At Macalester College in St. Paul, MN, MacShare is a student-run food co-op that seeks to address food insecurity by bringing fresh, local food to students on campus at an affordable price. They work with The Good Acre, a Farm to Fork partner at Macalester and nonprofit food hub, and other partners in the Twin Cities to purchase fresh produce and bulk goods at wholesale prices, which they sell to students at cost. The Macalester Bon Appétit team purchases all leftover food that isn’t distributed to students, creating a closed-loop, waste-free program.  
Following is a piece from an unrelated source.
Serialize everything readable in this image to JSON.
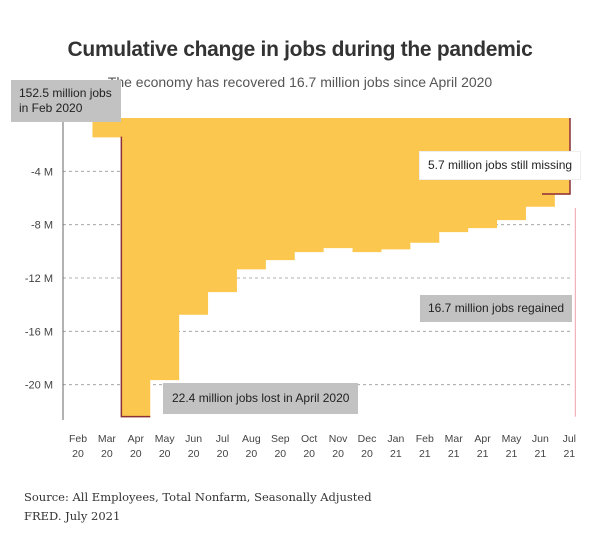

Food Insecurity Has Structural Roots

While these food security initiatives are inventive and effective at providing college students with regular access to food, experts also suggest deeper structural changes. The Hope Center’s 2023 Federal Policy priorities include policies that strengthen the social safety net, provide housing support, and relieve student debt, recognizing that food insecurity often goes in tandem with other financial and basic need insecurities.  

Across the US, Swipe Out Hunger has played a key role in addressing food insecurity among college students. With over 750 partner campuses (including many served by Bon Appétit), they help connect college students with funding and program support for on-campus food security solutions. Over the past 14 years, the organization has supported over 6.8 million meals through meal swipe donations and campus food pantries.  

At the same time, the organization is invested in upstream state and federal policy initiatives to end college student hunger. The Hunger Free Campus Bill, written by Swipe Out Hunger, has been successfully passed in nine states so far. The legislation has dispersed over $112 million to fund food security initiatives at public colleges across the country so far, an encouraging victory with room for expansion across the rest of the nation.  

In partnership with committed student groups and campus offices around the country, our teams are proud to support efforts to address this widespread yet often hidden struggle that many students face and will continue to look for creative solutions on our campuses and beyond.